CVE-2024-12104 is a vulnerability classified under CWE-862 (Missing Authorization) found in the Visual Website Collaboration, Feedback & Project Management – Atarim plugin for WordPress, developed by wpfeedback. The flaw exists because the plugin fails to perform proper capability checks on the wpf_delete_file functions, which are responsible for deleting project pages and files. This missing authorization allows unauthenticated attackers to invoke these functions remotely and delete critical project data without any credentials or user interaction. The vulnerability affects all versions up to and including 4.0.9 of the plugin. The CVSS 3.1 base score is 5.3, with an attack vector of network (AV:N), low attack complexity (AC:L), no privileges required (PR:N), no user interaction (UI:N), unchanged scope (S:U), no confidentiality impact (C:N), integrity impact (I:L), and no availability impact (A:N). This means the primary impact is unauthorized modification (deletion) of data, which can disrupt project workflows and cause data loss. No patches or fixes are currently linked, and no known exploits have been reported in the wild, but the vulnerability is publicly disclosed and should be addressed promptly. The plugin is used for website collaboration and project management, making affected sites potentially vulnerable to sabotage or data integrity attacks.

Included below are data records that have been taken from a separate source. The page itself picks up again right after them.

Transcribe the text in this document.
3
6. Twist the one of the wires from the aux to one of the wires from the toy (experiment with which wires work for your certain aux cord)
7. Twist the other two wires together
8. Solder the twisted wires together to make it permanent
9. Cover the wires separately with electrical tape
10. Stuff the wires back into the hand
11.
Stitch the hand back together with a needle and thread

The primary impact of CVE-2024-12104 is unauthorized deletion of project pages and files, which compromises data integrity. For organizations relying on the Atarim plugin for project management and website collaboration, this can lead to loss of critical project documentation, delays in development cycles, and potential disruption of client deliverables. Since the vulnerability requires no authentication or user interaction, it can be exploited remotely by any attacker scanning for vulnerable sites, increasing the risk of automated attacks. Although availability and confidentiality are not directly affected, the integrity loss can undermine trust in project data and cause operational setbacks. Organizations with large-scale web development teams or client-facing project management portals are particularly at risk. The absence of known exploits in the wild reduces immediate threat but does not eliminate the risk, especially as public disclosure may lead to exploit development. The vulnerability could also be leveraged as part of a broader attack chain to disrupt business operations or extort organizations dependent on the plugin.

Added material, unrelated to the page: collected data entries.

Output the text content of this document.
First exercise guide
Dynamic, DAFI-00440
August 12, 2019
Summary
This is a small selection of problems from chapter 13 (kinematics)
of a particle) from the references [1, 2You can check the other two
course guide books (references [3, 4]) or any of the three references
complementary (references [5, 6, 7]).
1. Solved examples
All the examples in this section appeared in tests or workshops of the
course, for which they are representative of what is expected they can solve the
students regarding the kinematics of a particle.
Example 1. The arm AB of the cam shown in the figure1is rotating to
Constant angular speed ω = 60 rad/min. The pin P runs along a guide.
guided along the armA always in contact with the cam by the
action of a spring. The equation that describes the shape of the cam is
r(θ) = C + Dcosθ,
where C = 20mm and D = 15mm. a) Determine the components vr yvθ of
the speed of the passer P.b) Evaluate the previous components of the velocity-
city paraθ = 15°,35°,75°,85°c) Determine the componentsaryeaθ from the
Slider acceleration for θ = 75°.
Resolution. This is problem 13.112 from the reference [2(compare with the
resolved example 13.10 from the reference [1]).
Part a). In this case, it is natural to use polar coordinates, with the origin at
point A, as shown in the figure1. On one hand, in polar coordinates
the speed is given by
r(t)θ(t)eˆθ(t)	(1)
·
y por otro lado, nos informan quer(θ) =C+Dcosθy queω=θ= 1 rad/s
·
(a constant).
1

1. Immediately update the Atarim plugin to a version that includes proper authorization checks once a patch is released by the vendor. Monitor official channels for patch announcements. 2. In the absence of an official patch, implement web application firewall (WAF) rules to block or restrict access to the wpf_delete_file endpoints or functions, especially from unauthenticated users or suspicious IP addresses. 3. Restrict access to the WordPress admin and plugin endpoints using IP whitelisting or VPN access controls to reduce exposure. 4. Regularly back up project pages and files managed by the plugin to enable quick restoration in case of deletion. 5. Conduct periodic audits of plugin permissions and capabilities to ensure no unauthorized access paths exist. 6. Monitor web server and WordPress logs for unusual deletion requests or access patterns targeting the plugin’s delete functions. 7. Educate development and IT teams about the vulnerability and encourage vigilance for suspicious activity related to project management plugins. 8. Consider temporarily disabling the Atarim plugin if it is not critical until a secure version is available.